The arrest late last week of more than a dozen self-styled “Wolverine Watchmen,” and the subsequent war of words between Michigan Gov. Gretchen Whitmer, the apparent target of their conspiracy, and President Trump, who Whitmer charged was “complicit” in the plot, illustrates once again the truly strange world in which we are living as we approach the November 3 election.
The federal criminal complaint that provided the basis for the arrests of the conspirators confirms a rule that became apparent to me shortly after I was sworn in as the U.S. Attorney for the Northern District of Georgia in 1986, and which remains as accurate today, 34 years later. Simply stated, the rule holds that one of the best and most useful tools a prosecutor wields is the stupidity of the criminal element. The affidavit in the Wolverine Watchmen case, executed by an FBI special agent working the investigation, paints a picture of the conspirators as not real bright, to put it most kindly.
To be sure, the conspirators’ goal was deadly serious — to kidnap or kill the Michigan Governor, along with other individuals. Thankfully, the strategy they hatched as a roadmap to achieve their goal was about as artless and unsophisticated as a cable TV “reality show.”
The conspirators apparently had been planning their deed since at least early this year, when federal law enforcement were alerted to their plans after the disgruntled Brainiacs discussed the “violent overthrow” of the government on not-so-secret “social media.” At some point thereafter, and before a June 6, 2020 meeting of the plotters in Ohio, the FBI was able to do what it long has been expert at – infiltrating such conspiracies with undercover sources. In this case, the FBI was able to use not just a single “confidential human source” but “multiple” such sources.
In further display of their lack of brain power, the conspirators appeared in full armed regalia at demonstrations this past summer at the Michigan State Capitol in Lansing, where TV cameras were aplenty. So much for remaining incognito.
While the plotters did display a knowledge of movie drama — holding some of their meetings in a basement room “accessed through a trap door hidden under a rug” — they reportedly were constantly plagued by a lack of resources.
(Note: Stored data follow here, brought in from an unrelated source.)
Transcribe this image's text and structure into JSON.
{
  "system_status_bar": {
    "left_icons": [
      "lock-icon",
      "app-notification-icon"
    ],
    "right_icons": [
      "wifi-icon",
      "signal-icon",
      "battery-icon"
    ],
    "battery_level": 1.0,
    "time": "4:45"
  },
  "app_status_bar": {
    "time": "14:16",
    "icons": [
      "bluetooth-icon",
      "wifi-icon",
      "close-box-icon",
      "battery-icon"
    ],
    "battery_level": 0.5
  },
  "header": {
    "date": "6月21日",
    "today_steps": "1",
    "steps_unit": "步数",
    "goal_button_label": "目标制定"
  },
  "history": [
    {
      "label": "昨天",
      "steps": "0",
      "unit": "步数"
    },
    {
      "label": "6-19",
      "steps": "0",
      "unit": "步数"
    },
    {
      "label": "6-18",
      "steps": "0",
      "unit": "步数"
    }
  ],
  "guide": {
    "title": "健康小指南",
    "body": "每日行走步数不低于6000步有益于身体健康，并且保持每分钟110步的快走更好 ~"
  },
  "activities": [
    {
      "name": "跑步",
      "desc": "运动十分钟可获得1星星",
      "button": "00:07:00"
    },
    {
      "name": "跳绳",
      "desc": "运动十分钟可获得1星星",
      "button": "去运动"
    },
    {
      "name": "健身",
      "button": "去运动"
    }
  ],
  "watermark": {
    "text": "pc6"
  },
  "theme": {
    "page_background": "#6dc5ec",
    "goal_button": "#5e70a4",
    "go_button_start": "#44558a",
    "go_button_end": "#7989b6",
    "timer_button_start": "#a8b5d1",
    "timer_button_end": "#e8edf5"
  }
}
According to the FBI affidavit, they could not even raise $4,000 they apparently needed to purchase the explosives they intended to use in carrying out their plan. Moreover, when they attempted to construct and test some homemade IEDs (improvised explosive devices), they proved to be duds and would not detonate.
As with investigations involving confidential sources that were handled by my office in Atlanta during my tenure as U.S. Attorney, these Michigan plotters did worry about snitches in their midst. But their effort to ensure there were no rats in their group proved as poorly conceived as other elements of their plan — requiring that everyone at one of the “secret” meetings “bring personal documents to confirm their identities.”
In yet another move that would have further improved their chances of being caught, one of the conspirators suggested hiring a real estate agent to help them find the precise location of the Governor’s vacation home and to better get the lay of the land by inspecting other, nearby homes.
Thankfully, these Wolverine conspirators displayed the same lack of intelligence often exhibited by similar groups of misfits, making them a relatively easy target for apprehension by the FBI (and state authorities working in tandem with the feds).
It is clear, however, that the group had been working diligently at their criminal deeds for many months, which makes Whitmer’s post-arrest claim that President Trump was somehow “complicit” in the conspiracy because of something he said or did not say during his September 29 debate with former Vice President Biden, hollow and crassly political. But then again, it is all part of the Bizarro World in which we are living in this twentieth year of the 21st Century.